6. Replace all calorie-containing beverages with either water or a milk variety. Often the supposed healthful juice "drinks" are condensed sugar or high-fructose corn syrup, which are not healthful nutrients.
7. Have a variety of fresh fruits and vegetables (celery, carrots, peppers, cucumbers, etc.) available to grab and go either in the fridge or on the counter top. As the rule goes, you can only eat what is there, and you can't eat what isn't there.
8. Create healthful foods that are also high on the taste-o-meter by adding tasty treats such as fruit slices, various nuts or textured vegetables to a regular salad.
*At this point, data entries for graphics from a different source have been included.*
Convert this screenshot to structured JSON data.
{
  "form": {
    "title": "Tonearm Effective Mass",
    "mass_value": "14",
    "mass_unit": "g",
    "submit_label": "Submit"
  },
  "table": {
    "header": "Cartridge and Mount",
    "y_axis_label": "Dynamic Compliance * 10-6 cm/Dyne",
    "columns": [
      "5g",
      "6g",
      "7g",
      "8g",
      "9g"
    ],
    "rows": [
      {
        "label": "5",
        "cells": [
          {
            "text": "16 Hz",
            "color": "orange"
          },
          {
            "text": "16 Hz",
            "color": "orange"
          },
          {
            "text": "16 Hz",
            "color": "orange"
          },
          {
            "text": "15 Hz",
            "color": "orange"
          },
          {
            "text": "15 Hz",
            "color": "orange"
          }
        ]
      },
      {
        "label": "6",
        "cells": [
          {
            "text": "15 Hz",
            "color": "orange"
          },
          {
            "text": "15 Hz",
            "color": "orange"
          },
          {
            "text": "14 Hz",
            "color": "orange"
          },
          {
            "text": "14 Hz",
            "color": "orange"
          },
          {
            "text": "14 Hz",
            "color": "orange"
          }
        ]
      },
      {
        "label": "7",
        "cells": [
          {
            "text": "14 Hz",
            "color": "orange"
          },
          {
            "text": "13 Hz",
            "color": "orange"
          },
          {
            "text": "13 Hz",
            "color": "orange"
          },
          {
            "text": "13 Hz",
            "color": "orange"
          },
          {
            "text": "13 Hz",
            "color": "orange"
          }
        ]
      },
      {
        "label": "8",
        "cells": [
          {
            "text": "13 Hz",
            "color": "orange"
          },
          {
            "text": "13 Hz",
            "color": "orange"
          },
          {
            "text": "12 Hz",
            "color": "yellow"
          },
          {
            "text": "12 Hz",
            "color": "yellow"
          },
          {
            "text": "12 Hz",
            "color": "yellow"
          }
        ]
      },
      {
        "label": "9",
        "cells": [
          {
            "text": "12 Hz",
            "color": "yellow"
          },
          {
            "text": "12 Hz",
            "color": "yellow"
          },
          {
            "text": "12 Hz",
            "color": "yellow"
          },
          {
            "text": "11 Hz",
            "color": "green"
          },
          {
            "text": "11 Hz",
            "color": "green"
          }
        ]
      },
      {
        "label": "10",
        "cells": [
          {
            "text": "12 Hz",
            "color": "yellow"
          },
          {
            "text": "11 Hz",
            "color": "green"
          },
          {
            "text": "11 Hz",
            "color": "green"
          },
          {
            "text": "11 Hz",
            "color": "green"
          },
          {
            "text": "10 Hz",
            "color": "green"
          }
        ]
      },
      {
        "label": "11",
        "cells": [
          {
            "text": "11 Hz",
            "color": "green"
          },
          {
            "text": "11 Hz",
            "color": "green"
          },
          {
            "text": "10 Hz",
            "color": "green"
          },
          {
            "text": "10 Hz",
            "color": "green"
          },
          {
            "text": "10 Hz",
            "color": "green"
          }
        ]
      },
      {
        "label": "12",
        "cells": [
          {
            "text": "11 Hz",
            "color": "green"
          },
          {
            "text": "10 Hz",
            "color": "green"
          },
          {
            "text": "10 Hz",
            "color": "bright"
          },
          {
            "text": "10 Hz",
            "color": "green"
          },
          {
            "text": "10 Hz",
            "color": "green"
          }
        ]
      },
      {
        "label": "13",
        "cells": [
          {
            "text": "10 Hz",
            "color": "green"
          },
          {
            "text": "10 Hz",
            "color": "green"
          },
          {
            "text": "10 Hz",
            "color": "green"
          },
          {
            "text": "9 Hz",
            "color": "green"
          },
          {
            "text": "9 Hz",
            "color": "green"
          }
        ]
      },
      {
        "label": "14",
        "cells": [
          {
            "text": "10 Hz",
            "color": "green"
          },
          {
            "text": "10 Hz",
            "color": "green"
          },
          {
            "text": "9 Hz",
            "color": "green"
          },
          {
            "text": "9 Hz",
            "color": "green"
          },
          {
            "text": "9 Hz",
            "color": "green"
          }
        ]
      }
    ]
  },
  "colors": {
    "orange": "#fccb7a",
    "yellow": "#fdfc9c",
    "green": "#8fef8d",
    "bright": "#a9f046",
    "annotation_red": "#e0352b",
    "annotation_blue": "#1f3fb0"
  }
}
9. Have healthy cereals around for breakfast with low-fat or skim milk. Almond milk is another option. Good old-fashioned quaker oats are about the best you can get.
Other options such as Cheerios, or Wheat Chex are also acceptable and much better than the high sugar cereals with their cartoon counterparts.
10. Focus on addition rather than restriction. Where fast-food restaurants like McDonald's might not be the best option, it's not the worst thing to have once every other week, just to keep the kids happy.
11. Limit time-wasting activities like video games and watching TV. While these activities are OK in moderation, excess amounts tend to limit more beneficial activities.
All and all, it's a cultural shift in the home that will be the biggest determining factor of how you help your overweight child get healthier. Just hiring a trainer won't do it. Make the shift, and you'll make the difference.